By this, he means that national governments should figure out a way of bailing out all the heavily indebted sovereigns…and maybe also the overleveraged balance sheet of the ECB.
Otherwise, many of the European banks will soon need copious amounts of new capital. And ECB’s contribution to that problem will have been to make that capital more costly, and bank profit more meager, by repeatedly raising interest rates just as growth was petering out.
As for the rest of European officialdom, on Friday results of a second round of bank stress tests were announced, and proved as unconvincing as the first. Just eight of the 90 banks tested failed, and their combined capital shortfall was a mere $3.6 billion.
Investors might have taken the whole exercise more seriously if the tests had factored in the threat of sovereign default stalking bank stocks. Of course that would have exposed scores of banks as insolvent, making an undesirable point.
Instead, that point was left to the motivated sellers who discounted a regional banking index another 3.2% on Monday. That gauge is down 11% since July 1, and 26% over the last five months.
Shares of the top Italian banks are down some 20% for July. The value of Germany’s Commerzbank (OTC: CRZBY) has been cut in half since March.
Europe’s cure for this advanced case of financial gangrene is to hold another summit this week on a second rescue package for Greece and unspecified confidence measures that might still save Italy and Spain, if not Portugal and Ireland.
European policymakers are belatedly acknowledging that Greece has been led into a dead end and will not grow again without some debt forgiveness and stimulus that might drag its economy out of depression. But other countries are still pursuing austerity that’s likely to further sap growth—the one outcome countries like Italy can’t afford.

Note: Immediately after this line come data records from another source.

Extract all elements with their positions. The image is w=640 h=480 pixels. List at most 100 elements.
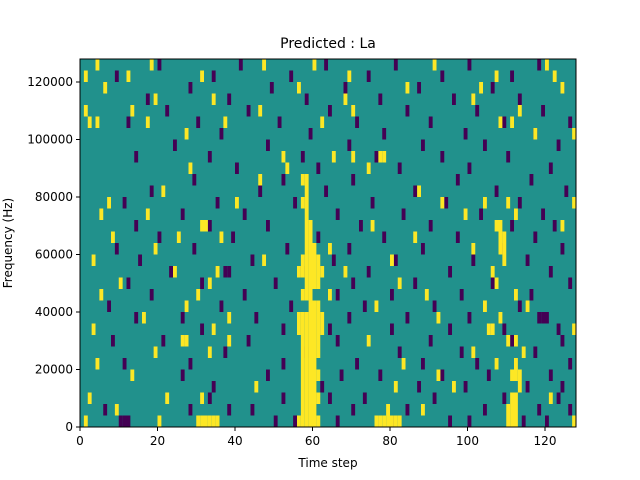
heatmap-cell-low (510, 220, 515, 232)
heatmap-cell-low (417, 381, 422, 393)
heatmap-cell-low (517, 300, 522, 312)
heatmap-cell-low (289, 70, 294, 82)
heatmap-cell-high (254, 381, 259, 393)
heatmap-cell-high (432, 59, 437, 71)
heatmap-cell-high (91, 323, 96, 335)
heatmap-cell-low (103, 404, 108, 416)
heatmap-cell-high (300, 266, 305, 278)
heatmap-cell-low (568, 116, 573, 128)
heatmap-cell-high (560, 82, 565, 94)
heatmap-cell-high (258, 174, 263, 186)
heatmap-cell-high (494, 70, 499, 82)
heatmap-cell-low (548, 162, 553, 174)
heatmap-cell-low (452, 93, 456, 105)
heatmap-cell-low (180, 208, 185, 220)
heatmap-cell-high (378, 415, 383, 427)
heatmap-cell-low (548, 266, 553, 278)
heatmap-cell-low (188, 404, 193, 416)
heatmap-cell-high (300, 174, 305, 186)
heatmap-cell-high (215, 266, 220, 278)
heatmap-cell-high (297, 266, 301, 278)
heatmap-cell-low (421, 139, 425, 151)
heatmap-cell-high (285, 162, 290, 174)
heatmap-cell-high (83, 70, 88, 82)
heatmap-cell-low (122, 197, 127, 209)
heatmap-cell-low (355, 116, 360, 128)
heatmap-cell-high (498, 243, 503, 255)
heatmap-cell-low (366, 266, 371, 278)
heatmap-cell-low (459, 289, 464, 301)
heatmap-cell-low (223, 346, 228, 358)
heatmap-cell-high (347, 70, 352, 82)
heatmap-cell-high (180, 335, 185, 347)
heatmap-cell-high (262, 59, 267, 71)
heatmap-cell-low (382, 231, 387, 243)
heatmap-cell-high (91, 254, 96, 266)
heatmap-cell-high (300, 335, 305, 347)
heatmap-cell-high (320, 116, 325, 128)
heatmap-cell-low (138, 254, 143, 266)
heatmap-cell-low (122, 415, 127, 427)
heatmap-cell-low (328, 323, 332, 335)
heatmap-cell-high (440, 197, 445, 209)
heatmap-cell-high (184, 128, 189, 140)
heatmap-cell-low (215, 197, 220, 209)
heatmap-cell-low (405, 404, 410, 416)
heatmap-cell-low (421, 358, 425, 370)
heatmap-cell-low (200, 277, 205, 289)
heatmap-cell-low (440, 70, 445, 82)
heatmap-cell-high (83, 415, 88, 427)
heatmap-cell-low (134, 312, 139, 324)
heatmap-cell-high (130, 369, 135, 381)
heatmap-cell-high (200, 415, 205, 427)
heatmap-cell-high (401, 358, 406, 370)
heatmap-cell-low (219, 128, 224, 140)
x-axis-label: Time step (297, 456, 357, 470)
heatmap-cell-low (246, 105, 251, 117)
heatmap-cell-high (548, 392, 553, 404)
heatmap-cell-high (525, 300, 530, 312)
heatmap-cell-high (517, 105, 522, 117)
heatmap-cell-low (347, 243, 352, 255)
heatmap-cell-high (215, 415, 220, 427)
heatmap-cell-low (564, 185, 569, 197)
heatmap-cell-high (316, 312, 321, 324)
heatmap-cell-high (304, 404, 309, 416)
heatmap-cell-high (304, 277, 309, 289)
heatmap-cell-high (262, 254, 267, 266)
heatmap-cell-high (308, 369, 313, 381)
heatmap-cell-high (316, 369, 321, 381)
heatmap-cell-high (235, 197, 239, 209)
heatmap-cell-low (362, 392, 367, 404)
heatmap-cell-low (455, 174, 460, 186)
heatmap-cell-high (304, 208, 309, 220)
heatmap-cell-high (436, 369, 441, 381)
heatmap-cell-high (494, 220, 499, 232)
heatmap-cell-low (316, 231, 321, 243)
heatmap-cell-low (293, 415, 298, 427)
heatmap-cell-low (382, 128, 387, 140)
heatmap-cell-high (142, 312, 146, 324)
heatmap-cell-high (514, 404, 518, 416)
heatmap-cell-high (204, 415, 208, 427)
heatmap-cell-high (320, 323, 325, 335)
heatmap-cell-high (95, 59, 100, 71)
heatmap-cell-high (498, 312, 503, 324)
heatmap-cell-high (188, 162, 193, 174)
heatmap-cell-high (510, 392, 515, 404)
heatmap-cell-high (514, 208, 518, 220)
heatmap-cell-high (227, 335, 232, 347)
heatmap-cell-low (428, 220, 433, 232)
heatmap-cell-high (486, 323, 491, 335)
heatmap-cell-high (130, 105, 135, 117)
heatmap-cell-low (537, 312, 542, 324)
heatmap-cell-low (417, 82, 422, 94)
heatmap-cell-low (320, 381, 325, 393)
heatmap-cell-low (328, 392, 332, 404)
heatmap-cell-low (374, 151, 379, 163)
heatmap-cell-high (421, 404, 425, 416)
heatmap-cell-low (459, 346, 464, 358)
heatmap-cell-high (304, 289, 309, 301)
plot-frame (79, 58, 577, 428)
heatmap-cell-high (118, 277, 123, 289)
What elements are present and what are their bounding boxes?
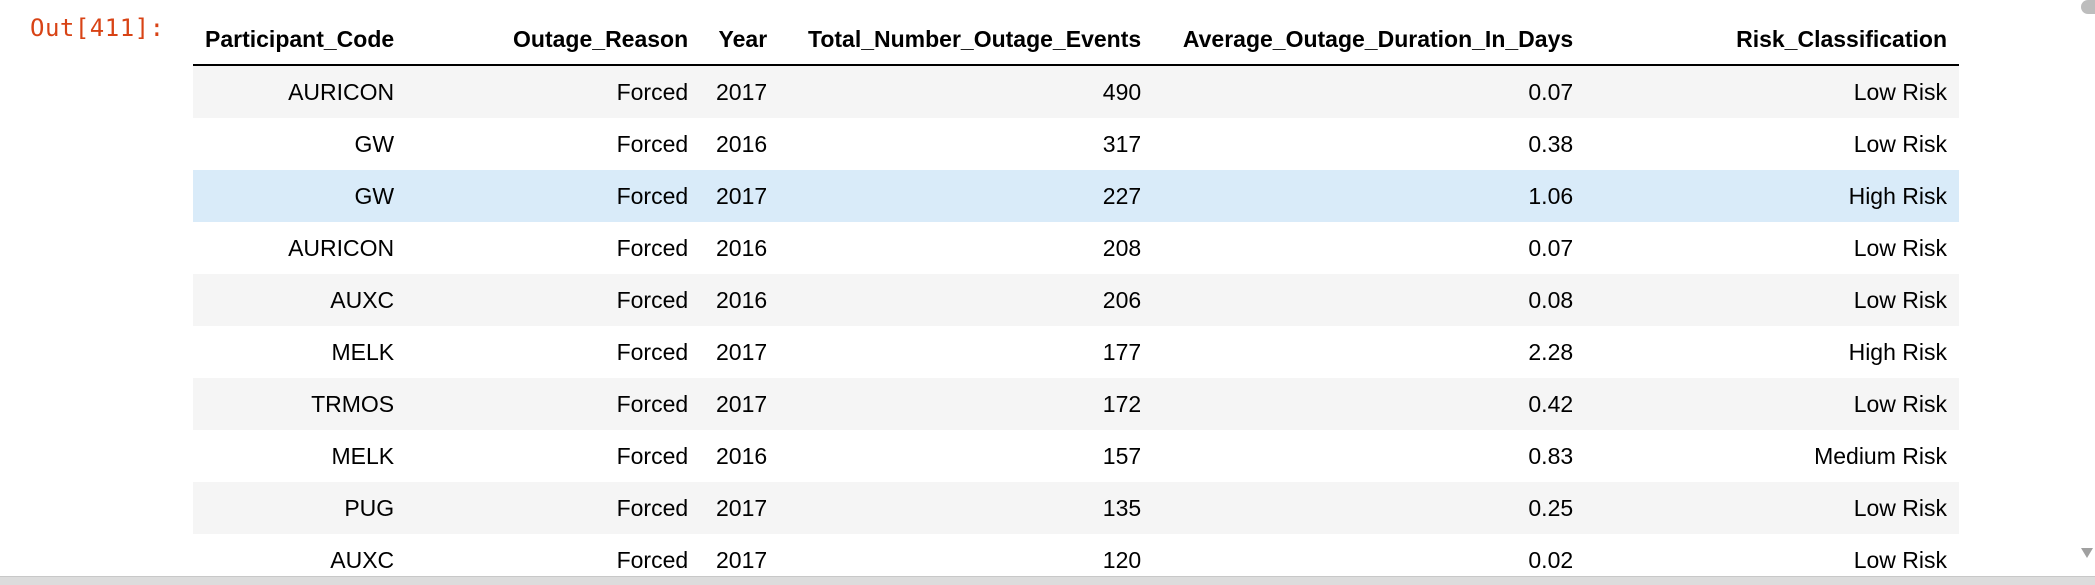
- output-area: Participant_Code Outage_Reason Year Tota…: [193, 14, 1959, 585]
- cell-average-duration: 0.42: [1153, 378, 1586, 430]
- table-body: AURICON Forced 2017 490 0.07 Low Risk GW…: [193, 65, 1959, 585]
- cell-average-duration: 0.07: [1153, 222, 1586, 274]
- table-row: PUG Forced 2017 135 0.25 Low Risk: [193, 482, 1959, 534]
- table-row-hovered: GW Forced 2017 227 1.06 High Risk: [193, 170, 1959, 222]
- cell-risk-classification: Low Risk: [1585, 274, 1959, 326]
- cell-average-duration: 1.06: [1153, 170, 1586, 222]
- cell-average-duration: 0.08: [1153, 274, 1586, 326]
- cell-total-events: 206: [779, 274, 1154, 326]
- cell-total-events: 317: [779, 118, 1154, 170]
- cell-risk-classification: Low Risk: [1585, 222, 1959, 274]
- cell-outage-reason: Forced: [406, 170, 701, 222]
- column-header-outage-reason: Outage_Reason: [406, 14, 701, 66]
- cell-total-events: 208: [779, 222, 1154, 274]
- scroll-down-arrow-icon[interactable]: [2081, 548, 2093, 558]
- cell-participant-code: AURICON: [193, 65, 407, 118]
- table-row: GW Forced 2016 317 0.38 Low Risk: [193, 118, 1959, 170]
- table-row: MELK Forced 2017 177 2.28 High Risk: [193, 326, 1959, 378]
- cell-total-events: 227: [779, 170, 1154, 222]
- cell-average-duration: 2.28: [1153, 326, 1586, 378]
- cell-total-events: 490: [779, 65, 1154, 118]
- cell-year: 2017: [700, 170, 780, 222]
- cell-outage-reason: Forced: [406, 326, 701, 378]
- cell-year: 2017: [700, 378, 780, 430]
- cell-year: 2017: [700, 65, 780, 118]
- cell-risk-classification: High Risk: [1585, 326, 1959, 378]
- cell-total-events: 172: [779, 378, 1154, 430]
- cell-participant-code: TRMOS: [193, 378, 407, 430]
- cell-participant-code: GW: [193, 118, 407, 170]
- table-row: AURICON Forced 2016 208 0.07 Low Risk: [193, 222, 1959, 274]
- cell-participant-code: PUG: [193, 482, 407, 534]
- cell-outage-reason: Forced: [406, 274, 701, 326]
- cell-average-duration: 0.07: [1153, 65, 1586, 118]
- cell-average-duration: 0.25: [1153, 482, 1586, 534]
- cell-year: 2016: [700, 274, 780, 326]
- output-prompt: Out[411]:: [30, 14, 165, 42]
- cell-participant-code: MELK: [193, 326, 407, 378]
- cell-outage-reason: Forced: [406, 378, 701, 430]
- table-row: TRMOS Forced 2017 172 0.42 Low Risk: [193, 378, 1959, 430]
- column-header-year: Year: [700, 14, 780, 66]
- cell-outage-reason: Forced: [406, 430, 701, 482]
- column-header-average-outage-duration: Average_Outage_Duration_In_Days: [1153, 14, 1586, 66]
- cell-total-events: 157: [779, 430, 1154, 482]
- column-header-risk-classification: Risk_Classification: [1585, 14, 1959, 66]
- cell-risk-classification: Low Risk: [1585, 482, 1959, 534]
- cell-year: 2016: [700, 430, 780, 482]
- table-row: MELK Forced 2016 157 0.83 Medium Risk: [193, 430, 1959, 482]
- column-header-total-number-outage-events: Total_Number_Outage_Events: [779, 14, 1154, 66]
- table-row: AURICON Forced 2017 490 0.07 Low Risk: [193, 65, 1959, 118]
- scrollbar-thumb[interactable]: [2081, 0, 2095, 14]
- cell-average-duration: 0.83: [1153, 430, 1586, 482]
- cell-risk-classification: Low Risk: [1585, 378, 1959, 430]
- cell-total-events: 135: [779, 482, 1154, 534]
- cell-participant-code: MELK: [193, 430, 407, 482]
- table-row: AUXC Forced 2016 206 0.08 Low Risk: [193, 274, 1959, 326]
- cell-average-duration: 0.38: [1153, 118, 1586, 170]
- cell-participant-code: AUXC: [193, 274, 407, 326]
- cell-outage-reason: Forced: [406, 118, 701, 170]
- cell-outage-reason: Forced: [406, 222, 701, 274]
- cell-participant-code: GW: [193, 170, 407, 222]
- cell-risk-classification: Low Risk: [1585, 118, 1959, 170]
- cell-total-events: 177: [779, 326, 1154, 378]
- cell-risk-classification: High Risk: [1585, 170, 1959, 222]
- cell-outage-reason: Forced: [406, 65, 701, 118]
- header-row: Participant_Code Outage_Reason Year Tota…: [193, 14, 1959, 66]
- cell-risk-classification: Medium Risk: [1585, 430, 1959, 482]
- cell-year: 2017: [700, 326, 780, 378]
- column-header-participant-code: Participant_Code: [193, 14, 407, 66]
- cell-participant-code: AURICON: [193, 222, 407, 274]
- cell-year: 2016: [700, 118, 780, 170]
- table-header: Participant_Code Outage_Reason Year Tota…: [193, 14, 1959, 66]
- dataframe-table: Participant_Code Outage_Reason Year Tota…: [193, 14, 1959, 585]
- cell-outage-reason: Forced: [406, 482, 701, 534]
- horizontal-scrollbar[interactable]: [0, 576, 2095, 585]
- cell-risk-classification: Low Risk: [1585, 65, 1959, 118]
- cell-year: 2016: [700, 222, 780, 274]
- cell-year: 2017: [700, 482, 780, 534]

Italian bonds hit new lows after the country’s lawmakers passed a tough new budget aiming to eliminate the deficit within three years, pushing the ten-year yield to 6%. That’s a rate that’s likely to choke off the negligible Italian growth on its own, without any help from the latest budget cuts.
The market is trying to help Merkel and Trichet understand that their policy prescriptions are unworkable. Protecting existing bondholders with austerity leaves little reason for new investors to come on board, since growth is what enables borrowers to pay off new debts.
In the absence of a credible economic policy, Europe is suffering the worst of both worlds. Banks are under the gun, given the likelihood of sovereign defaults, and growth is sputtering as governments try to dodge that outcome.
The good news is that this can’t go on for much longer. Either default will end the austerity charade, or Europe will pay up (again) to bail out its zombie banks.
It’s fine to say that there’s too much debt around, but that knowledge has been in the markets for years now. The European debt crisis is more than a year old, allowing many banks to shift their sovereign exposure, at a loss, to hedge funds and other vultures.
Ultimately, one way or another, the debt loads will be cut. In this process, creditors’ losses will be borrowers’ gains, and vice versa.
Right now, everyone is suffering. That will change. Zero-sum games require some winners, even when governments leave everyone at a loss.